As we travel, I check several different websites regularly so we can visit some of the "must sees" wherever we are. I check RoadsideAmerica.com - sometimes for really wacky things, and other times, I'm surprised with something very special, like our visit to the Empty Cross in Kerrville. I also check TripAdvisor and do a general search for towns we're visiting.
Somewhere along the way, I learned that Bandera, TX was supposedly home to some of the best ranches in the world, and although our budget doesn't allow for a visit to a dude ranch, we decided to drive that direction to see the land. Then we saw Hondo on the map, and Tim said we had to go to Hondo, just because of the movie. But I discovered on Roadside America that there were some church ruins in Hondo, so we headed that direction.
The gorgeous courthouse in Bandera seemed larger than the town itself.
The ruins of St. Dominic's Church near Hondo.
When I took this second photo of the church ruins in Hondo, I noticed something odd.
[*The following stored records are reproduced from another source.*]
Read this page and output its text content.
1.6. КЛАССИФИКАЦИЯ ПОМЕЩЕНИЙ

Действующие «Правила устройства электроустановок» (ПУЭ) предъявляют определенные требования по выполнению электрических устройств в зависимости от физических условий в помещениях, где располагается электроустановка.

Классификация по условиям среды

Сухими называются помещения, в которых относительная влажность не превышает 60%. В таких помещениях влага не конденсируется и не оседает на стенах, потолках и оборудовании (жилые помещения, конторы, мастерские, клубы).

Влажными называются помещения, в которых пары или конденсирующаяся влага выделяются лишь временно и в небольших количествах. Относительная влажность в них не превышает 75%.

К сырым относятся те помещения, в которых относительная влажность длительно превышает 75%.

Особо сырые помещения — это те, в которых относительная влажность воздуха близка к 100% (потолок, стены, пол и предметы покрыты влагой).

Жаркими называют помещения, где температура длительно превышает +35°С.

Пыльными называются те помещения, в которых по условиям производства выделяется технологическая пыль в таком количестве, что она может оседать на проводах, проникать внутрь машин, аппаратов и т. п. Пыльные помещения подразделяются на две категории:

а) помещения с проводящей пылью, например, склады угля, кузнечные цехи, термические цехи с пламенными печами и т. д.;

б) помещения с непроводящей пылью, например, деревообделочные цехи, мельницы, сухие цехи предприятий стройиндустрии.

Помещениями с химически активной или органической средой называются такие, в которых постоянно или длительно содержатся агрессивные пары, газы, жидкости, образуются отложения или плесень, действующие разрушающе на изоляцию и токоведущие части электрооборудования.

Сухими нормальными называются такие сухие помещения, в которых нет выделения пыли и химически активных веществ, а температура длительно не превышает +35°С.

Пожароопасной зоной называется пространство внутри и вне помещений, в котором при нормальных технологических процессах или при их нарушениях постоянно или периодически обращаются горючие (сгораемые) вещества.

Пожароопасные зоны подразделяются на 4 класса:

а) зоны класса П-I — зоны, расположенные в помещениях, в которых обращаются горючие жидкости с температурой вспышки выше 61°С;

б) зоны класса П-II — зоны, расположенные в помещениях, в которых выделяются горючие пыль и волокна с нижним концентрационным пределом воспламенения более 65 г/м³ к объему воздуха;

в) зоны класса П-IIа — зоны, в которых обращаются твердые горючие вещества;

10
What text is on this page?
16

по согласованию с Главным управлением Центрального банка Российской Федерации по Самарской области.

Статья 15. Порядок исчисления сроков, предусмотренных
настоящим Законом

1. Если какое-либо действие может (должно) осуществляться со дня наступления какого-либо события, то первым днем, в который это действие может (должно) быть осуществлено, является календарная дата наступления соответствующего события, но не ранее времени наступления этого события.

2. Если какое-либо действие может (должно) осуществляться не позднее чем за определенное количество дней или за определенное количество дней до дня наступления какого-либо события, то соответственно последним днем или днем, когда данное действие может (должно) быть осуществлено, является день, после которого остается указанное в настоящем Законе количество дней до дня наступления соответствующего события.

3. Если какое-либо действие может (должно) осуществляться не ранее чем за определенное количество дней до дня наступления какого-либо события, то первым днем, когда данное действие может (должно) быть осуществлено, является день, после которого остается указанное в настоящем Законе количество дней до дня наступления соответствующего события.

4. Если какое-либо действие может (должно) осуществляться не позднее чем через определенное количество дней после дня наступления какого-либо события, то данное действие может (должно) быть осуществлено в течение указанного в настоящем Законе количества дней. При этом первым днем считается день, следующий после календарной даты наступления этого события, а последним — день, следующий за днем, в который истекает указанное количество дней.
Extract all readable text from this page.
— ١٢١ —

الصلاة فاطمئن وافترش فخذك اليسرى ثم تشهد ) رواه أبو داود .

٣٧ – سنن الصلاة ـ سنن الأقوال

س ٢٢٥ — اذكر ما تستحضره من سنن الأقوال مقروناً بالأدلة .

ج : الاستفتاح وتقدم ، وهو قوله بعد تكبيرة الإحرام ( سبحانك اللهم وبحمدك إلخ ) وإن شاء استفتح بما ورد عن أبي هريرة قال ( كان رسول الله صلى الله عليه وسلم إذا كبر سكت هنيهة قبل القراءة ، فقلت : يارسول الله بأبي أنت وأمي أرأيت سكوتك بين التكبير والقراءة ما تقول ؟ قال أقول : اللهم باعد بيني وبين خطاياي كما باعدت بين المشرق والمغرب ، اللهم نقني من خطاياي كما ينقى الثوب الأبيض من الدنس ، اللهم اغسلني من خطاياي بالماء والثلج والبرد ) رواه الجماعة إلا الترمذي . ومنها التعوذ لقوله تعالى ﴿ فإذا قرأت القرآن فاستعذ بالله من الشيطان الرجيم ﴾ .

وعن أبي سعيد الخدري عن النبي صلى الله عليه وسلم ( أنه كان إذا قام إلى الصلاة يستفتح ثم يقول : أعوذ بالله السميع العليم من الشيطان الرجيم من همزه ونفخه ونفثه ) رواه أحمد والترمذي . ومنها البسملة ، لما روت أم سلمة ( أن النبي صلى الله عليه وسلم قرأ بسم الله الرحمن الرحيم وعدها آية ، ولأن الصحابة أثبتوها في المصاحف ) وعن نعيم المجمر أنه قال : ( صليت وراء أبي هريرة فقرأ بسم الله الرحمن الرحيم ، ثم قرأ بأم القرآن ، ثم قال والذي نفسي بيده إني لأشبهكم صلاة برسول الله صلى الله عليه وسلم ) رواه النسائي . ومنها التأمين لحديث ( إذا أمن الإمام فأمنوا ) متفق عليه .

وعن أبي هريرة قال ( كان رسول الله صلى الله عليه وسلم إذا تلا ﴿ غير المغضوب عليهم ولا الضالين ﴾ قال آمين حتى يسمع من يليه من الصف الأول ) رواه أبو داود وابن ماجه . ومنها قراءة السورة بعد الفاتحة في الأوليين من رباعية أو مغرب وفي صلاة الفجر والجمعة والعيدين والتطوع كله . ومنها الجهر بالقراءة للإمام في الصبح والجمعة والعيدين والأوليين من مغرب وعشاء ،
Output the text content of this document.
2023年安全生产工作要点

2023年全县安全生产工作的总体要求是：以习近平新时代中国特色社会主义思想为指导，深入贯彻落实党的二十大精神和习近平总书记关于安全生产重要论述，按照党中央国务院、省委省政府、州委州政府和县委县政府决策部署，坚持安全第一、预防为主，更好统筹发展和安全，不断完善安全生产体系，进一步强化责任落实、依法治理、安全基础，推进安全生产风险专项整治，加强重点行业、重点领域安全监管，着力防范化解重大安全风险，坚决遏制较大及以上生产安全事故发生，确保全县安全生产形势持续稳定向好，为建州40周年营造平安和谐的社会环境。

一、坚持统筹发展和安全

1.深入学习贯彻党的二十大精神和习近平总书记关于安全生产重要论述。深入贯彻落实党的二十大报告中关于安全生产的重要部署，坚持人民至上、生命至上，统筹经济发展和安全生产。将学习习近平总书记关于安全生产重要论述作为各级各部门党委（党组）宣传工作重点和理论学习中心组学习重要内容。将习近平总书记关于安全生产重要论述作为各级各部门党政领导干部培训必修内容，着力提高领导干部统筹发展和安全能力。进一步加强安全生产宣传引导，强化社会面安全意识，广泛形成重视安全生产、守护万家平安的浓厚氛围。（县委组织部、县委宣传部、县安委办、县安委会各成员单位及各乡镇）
I learned this was also the original site of the town of D'Hanis.
We continued westward and landed at a library in Uvalde so I could do some work.
Beautiful library, and the day was comfortably warm, but apparently they thought it to be hot, so they cranked the a/c down so much we froze while I worked.
By mid-afternoon, we were famished and went hunting for some local food. On TripAdvisor, we found a local joint that specialized in tortilla soup and homemade gorditas. After freezing in the library, soup sounded great.
When we arrived at Live Oak Drive-Thru (I never saw the drive-thru, so I parked and went in to order), I ordered two soups and two gorditas. The gentleman told me, in broken English, "No Soup, it's Summer." I nodded - I understood his words. He was so convincing, it took me a minute to remember that it was FEBRUARY, and while it was a fairly warm day (60s, maybe), the cold was coming back the next day, so summer hadn't quite arrived. But no soup.
The gorditas, however, were divine! I should have taken a photo of the insides, but we dug in before I thought about it. Tim had the brisket and I had the chicken fajita - both "with the works." They were loaded with lettuce, tomato, onion, and avocado. While I was waiting on the food, a diner told me he loved the gorditas here because they're loaded but don't fall apart. He was right - they held together, and it was the homemade outer "bun" that made all the difference. I could eat those by themselves they were so good. Very different from the version of gorditas we normally eat.
The diner alerted me to some action taking place not far from town that was leading to some heavy tension in the area, due to the caravan and the border crossing issues. He said things were probably going to get worse before they got better.
Tim and I talked about all he told us, and decided it might be wise for us to go ahead and begin our trek north.